Table 2. The coefficient of determination R² and standard deviation σ for different inclined angles.

Angle	−10°	−5°	0°	5°	10°
R2	0.78	0.85	0.81	0.85	0.89
σ (×10−2)	2.45	1.60	2.40	2.85	2.48

as well. Relating the results with points positions is clear. For example, for α = −10^°, most points are near the auxiliary line but deviate a little above, so the correlation coefficient R² is less than other conditions. In general, to the empirical model can accurately predict the uplift force on the deck with an averaged R² = 0.84 and averaged σ = 0.024. At last, a Single factor sensitivity analysis is applied to figure out which of the parameters given in Equation (17) are governing the wave impact forces. The benchmark case is chosen as follows: H_1/3 = 0.09 m, Ls = 3.0 m, ∆h = 0.03 m, d = 0.6 m, B = 0.5 m, α = 0°. All the parameters will float up and down 5% based on the benchmark case, and each value will cause a corresponding value ∆F_emp. The sensitive factor ε is defined as the ratio of ∆F_emp and changeable percentages of the parameter. The results are listed in

Table 3. The sensitive factor for different parameters.

Sensitive Factor	H1/3	Ls	∆h	d	B	α
±5%	0.69	−0.16	−0.02	0.02	−0.17	0.37

. It can be clearly observed that the wave height H_1/3 is the governing parameter, followed by inclined angle α, which also has a great influence on the uplift force.

4. Conclusions

Experimental analysis of slamming impact problems between waves and an inclined plate was performed and validated using a newly established NWT. A validation of wave generation in the NWT was conducted for a regular wave, where H = 0.08 m. The comparison showed good agreement between experimental measurements and numerical results of the impact pressure detected at the bottom of the plate. Thus, the physical wave tank was properly set up for investigating the wave–plate interaction.

Deck models with inclined angles were applied in a physical wave tank for assessing irregular waves with different parameters to estimate the wave uplift force. Adjustable variations were as follows: inclined angle α, relative deck width B/L_s, and relative clearance Δh/H_1/3. The results led to the following observations. First, for an inclined deck with a constant relative clearance, the wave uplift force decreases with a rise in the relative clearance Δh/H_1/3. Second, for a given relative clearance, the value of the uplift force increases as the relative deck width B/L_s increases. Lastly, the uplift forces of irregular waves for inclined angles α increase slowly and nonlinearly with the increase in B/L_s. For different inclined angles, especially α = 10°, the values of uplift forces become significantly larger than those in other conditions. It was obvious that the influence of the inclined angle of the structure is pronounced, and extra attention should be paid to this aspect as a precaution for platforms when large inclinations are involved. Slamming is a phenomenon which has strong nonlinearity and randomness.
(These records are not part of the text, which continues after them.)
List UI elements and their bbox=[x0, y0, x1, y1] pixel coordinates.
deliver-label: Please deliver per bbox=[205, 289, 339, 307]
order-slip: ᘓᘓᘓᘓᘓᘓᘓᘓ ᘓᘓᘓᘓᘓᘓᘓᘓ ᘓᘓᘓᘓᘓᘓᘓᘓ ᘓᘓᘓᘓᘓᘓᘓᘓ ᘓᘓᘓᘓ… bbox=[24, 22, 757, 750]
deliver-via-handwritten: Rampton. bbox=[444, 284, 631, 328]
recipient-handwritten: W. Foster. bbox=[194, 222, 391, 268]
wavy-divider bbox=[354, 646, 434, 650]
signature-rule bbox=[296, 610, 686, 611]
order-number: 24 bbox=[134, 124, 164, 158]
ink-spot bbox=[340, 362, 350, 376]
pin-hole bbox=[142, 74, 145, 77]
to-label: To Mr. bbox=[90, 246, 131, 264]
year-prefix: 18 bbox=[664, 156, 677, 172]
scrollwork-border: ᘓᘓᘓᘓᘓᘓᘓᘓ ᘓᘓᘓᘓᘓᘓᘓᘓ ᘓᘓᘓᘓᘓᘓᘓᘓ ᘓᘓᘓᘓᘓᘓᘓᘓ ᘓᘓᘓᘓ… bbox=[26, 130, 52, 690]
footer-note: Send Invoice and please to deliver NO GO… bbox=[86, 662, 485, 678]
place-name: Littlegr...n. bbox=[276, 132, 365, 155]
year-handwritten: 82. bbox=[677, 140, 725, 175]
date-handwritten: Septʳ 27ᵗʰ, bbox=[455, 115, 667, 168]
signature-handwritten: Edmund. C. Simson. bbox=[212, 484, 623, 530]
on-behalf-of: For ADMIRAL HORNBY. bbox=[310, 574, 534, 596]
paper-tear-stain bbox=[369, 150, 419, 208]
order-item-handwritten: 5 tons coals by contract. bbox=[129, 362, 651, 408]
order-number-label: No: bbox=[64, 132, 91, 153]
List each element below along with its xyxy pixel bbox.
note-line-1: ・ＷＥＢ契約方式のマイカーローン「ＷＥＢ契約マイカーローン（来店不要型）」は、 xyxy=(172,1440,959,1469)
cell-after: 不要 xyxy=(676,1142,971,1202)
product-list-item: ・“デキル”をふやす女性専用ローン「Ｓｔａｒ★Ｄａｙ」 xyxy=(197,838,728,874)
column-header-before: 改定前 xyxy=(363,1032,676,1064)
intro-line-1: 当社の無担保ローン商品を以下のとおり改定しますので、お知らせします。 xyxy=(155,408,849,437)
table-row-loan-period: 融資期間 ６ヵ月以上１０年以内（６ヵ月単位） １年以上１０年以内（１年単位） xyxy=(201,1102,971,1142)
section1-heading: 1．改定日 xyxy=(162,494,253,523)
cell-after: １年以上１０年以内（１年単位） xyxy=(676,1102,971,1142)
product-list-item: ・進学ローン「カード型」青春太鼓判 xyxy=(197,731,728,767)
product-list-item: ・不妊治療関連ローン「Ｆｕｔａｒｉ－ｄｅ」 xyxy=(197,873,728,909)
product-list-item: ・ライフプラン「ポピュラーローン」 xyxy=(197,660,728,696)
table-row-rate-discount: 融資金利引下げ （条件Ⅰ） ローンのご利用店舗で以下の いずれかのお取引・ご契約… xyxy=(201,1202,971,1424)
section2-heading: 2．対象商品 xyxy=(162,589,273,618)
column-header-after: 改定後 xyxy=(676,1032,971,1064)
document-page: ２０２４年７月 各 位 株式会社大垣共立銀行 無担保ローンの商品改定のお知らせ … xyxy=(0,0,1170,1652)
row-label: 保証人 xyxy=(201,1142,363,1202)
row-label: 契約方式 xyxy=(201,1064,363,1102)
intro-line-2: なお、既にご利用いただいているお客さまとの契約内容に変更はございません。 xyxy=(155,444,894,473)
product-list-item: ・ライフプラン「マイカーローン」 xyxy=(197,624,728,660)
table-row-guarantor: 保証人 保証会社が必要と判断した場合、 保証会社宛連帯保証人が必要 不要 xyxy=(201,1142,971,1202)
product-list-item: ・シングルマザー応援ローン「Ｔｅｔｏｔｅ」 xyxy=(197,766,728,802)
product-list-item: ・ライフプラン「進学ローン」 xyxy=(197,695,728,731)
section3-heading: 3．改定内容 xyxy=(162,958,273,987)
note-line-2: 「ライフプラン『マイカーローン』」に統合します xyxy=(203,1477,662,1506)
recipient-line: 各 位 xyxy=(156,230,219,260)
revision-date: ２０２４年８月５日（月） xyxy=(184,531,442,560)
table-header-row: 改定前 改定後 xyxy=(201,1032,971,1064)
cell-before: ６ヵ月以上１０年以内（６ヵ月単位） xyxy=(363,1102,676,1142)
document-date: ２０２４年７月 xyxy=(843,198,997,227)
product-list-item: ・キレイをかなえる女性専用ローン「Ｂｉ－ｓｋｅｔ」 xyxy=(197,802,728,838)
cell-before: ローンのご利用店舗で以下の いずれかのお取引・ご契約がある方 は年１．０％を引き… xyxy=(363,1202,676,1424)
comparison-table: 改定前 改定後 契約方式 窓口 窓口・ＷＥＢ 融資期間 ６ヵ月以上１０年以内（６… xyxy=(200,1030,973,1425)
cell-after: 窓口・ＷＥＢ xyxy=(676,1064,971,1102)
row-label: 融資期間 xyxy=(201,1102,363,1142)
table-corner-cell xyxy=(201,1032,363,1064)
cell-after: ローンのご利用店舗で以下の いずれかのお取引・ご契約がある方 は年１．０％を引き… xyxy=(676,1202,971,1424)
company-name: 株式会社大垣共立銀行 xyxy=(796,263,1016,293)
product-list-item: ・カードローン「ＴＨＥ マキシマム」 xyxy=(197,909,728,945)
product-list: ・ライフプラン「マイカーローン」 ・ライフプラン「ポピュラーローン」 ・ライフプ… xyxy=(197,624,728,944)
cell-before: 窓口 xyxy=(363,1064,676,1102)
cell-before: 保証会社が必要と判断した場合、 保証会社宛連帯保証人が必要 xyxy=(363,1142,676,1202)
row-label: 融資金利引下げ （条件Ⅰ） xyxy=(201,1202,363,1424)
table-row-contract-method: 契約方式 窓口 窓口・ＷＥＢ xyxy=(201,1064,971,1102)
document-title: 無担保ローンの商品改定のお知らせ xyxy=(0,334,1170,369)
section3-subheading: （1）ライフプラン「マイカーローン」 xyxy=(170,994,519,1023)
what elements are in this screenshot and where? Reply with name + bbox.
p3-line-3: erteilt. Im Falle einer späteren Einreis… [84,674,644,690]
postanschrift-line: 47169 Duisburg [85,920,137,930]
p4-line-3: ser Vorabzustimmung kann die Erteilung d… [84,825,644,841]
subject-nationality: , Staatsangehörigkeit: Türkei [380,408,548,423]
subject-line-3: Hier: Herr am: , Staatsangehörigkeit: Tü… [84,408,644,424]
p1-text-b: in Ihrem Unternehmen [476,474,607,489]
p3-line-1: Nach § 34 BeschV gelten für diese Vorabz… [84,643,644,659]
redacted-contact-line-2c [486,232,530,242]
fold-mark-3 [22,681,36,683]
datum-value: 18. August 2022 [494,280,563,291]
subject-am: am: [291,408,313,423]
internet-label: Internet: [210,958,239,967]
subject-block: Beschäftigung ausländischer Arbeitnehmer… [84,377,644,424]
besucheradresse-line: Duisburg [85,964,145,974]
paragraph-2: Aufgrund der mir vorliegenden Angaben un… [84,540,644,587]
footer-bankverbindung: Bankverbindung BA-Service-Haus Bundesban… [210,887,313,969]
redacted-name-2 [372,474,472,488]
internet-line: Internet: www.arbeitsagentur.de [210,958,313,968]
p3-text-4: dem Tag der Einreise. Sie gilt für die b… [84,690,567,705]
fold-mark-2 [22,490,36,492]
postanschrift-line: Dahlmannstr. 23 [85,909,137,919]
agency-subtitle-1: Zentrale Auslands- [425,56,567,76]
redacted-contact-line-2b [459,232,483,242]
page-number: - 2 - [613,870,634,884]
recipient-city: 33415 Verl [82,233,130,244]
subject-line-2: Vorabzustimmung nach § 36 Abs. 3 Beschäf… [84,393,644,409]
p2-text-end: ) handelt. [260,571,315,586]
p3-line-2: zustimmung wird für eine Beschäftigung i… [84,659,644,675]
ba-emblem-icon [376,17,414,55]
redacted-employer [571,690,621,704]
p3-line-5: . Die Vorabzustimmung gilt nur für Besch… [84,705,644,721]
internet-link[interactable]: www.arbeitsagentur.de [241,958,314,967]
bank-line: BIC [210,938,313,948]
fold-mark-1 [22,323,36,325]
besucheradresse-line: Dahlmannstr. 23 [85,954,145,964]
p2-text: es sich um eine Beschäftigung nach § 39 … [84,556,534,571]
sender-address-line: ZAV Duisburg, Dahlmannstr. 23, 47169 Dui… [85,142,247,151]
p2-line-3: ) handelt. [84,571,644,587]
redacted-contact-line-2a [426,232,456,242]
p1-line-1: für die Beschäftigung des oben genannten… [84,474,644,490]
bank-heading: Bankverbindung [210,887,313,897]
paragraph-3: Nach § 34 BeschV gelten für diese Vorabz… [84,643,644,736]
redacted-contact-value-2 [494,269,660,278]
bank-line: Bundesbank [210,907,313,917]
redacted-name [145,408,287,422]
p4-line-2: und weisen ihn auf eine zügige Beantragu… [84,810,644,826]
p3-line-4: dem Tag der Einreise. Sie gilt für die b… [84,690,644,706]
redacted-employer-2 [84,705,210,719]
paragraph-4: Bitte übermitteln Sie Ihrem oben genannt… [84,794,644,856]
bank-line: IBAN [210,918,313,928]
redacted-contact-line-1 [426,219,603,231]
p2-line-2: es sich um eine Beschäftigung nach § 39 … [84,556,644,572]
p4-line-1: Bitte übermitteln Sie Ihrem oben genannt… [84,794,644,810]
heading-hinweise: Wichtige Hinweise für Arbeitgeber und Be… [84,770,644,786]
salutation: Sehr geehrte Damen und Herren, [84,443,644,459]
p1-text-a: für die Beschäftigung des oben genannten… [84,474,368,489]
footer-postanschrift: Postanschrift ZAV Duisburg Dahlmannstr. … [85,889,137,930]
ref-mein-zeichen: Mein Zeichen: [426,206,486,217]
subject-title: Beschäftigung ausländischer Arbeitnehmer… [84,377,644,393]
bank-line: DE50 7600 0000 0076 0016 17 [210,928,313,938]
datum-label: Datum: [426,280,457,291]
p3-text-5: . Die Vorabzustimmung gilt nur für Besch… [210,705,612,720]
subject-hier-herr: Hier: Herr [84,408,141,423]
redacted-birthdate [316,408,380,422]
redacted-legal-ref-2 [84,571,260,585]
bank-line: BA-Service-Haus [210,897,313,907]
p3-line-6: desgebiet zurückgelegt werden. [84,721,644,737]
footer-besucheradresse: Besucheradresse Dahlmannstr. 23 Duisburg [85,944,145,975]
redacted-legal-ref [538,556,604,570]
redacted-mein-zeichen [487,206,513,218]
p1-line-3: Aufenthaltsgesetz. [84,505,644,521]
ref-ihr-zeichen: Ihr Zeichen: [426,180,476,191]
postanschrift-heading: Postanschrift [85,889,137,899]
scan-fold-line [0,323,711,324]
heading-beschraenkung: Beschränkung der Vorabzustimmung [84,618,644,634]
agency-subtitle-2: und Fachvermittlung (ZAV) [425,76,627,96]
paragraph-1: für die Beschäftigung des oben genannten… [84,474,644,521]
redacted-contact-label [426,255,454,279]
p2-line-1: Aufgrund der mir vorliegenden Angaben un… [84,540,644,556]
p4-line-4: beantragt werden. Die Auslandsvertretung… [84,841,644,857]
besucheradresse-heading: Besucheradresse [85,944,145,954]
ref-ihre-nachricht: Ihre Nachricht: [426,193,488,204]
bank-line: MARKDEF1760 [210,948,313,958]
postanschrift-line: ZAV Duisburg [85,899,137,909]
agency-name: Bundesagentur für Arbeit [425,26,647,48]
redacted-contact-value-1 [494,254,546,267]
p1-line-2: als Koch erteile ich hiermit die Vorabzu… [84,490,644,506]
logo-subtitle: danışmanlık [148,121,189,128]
For a combination of small wave period T and large wave height H, the wave steepness will increase gradually, and waves will easily break, which is common in slamming progress. Therefore, slamming is always accompanied by physical phenomena, such as rolling, breaking, and aerated waves. This should be the dominant cause for impact values to become larger or smaller or irregular.

A predictive empirical formula of wave uplift force on an inclined deck was proposed. The model has a coefficient of determination R² = 0.84. An equation was built to establish the relationships between wave uplift force and dimensionless variables. The predicted results obtained from the empirical model were compared with the experimental results. The equation is simple and particularly useful for providing a quick estimation of the overall wave uplift force of an inclined deck.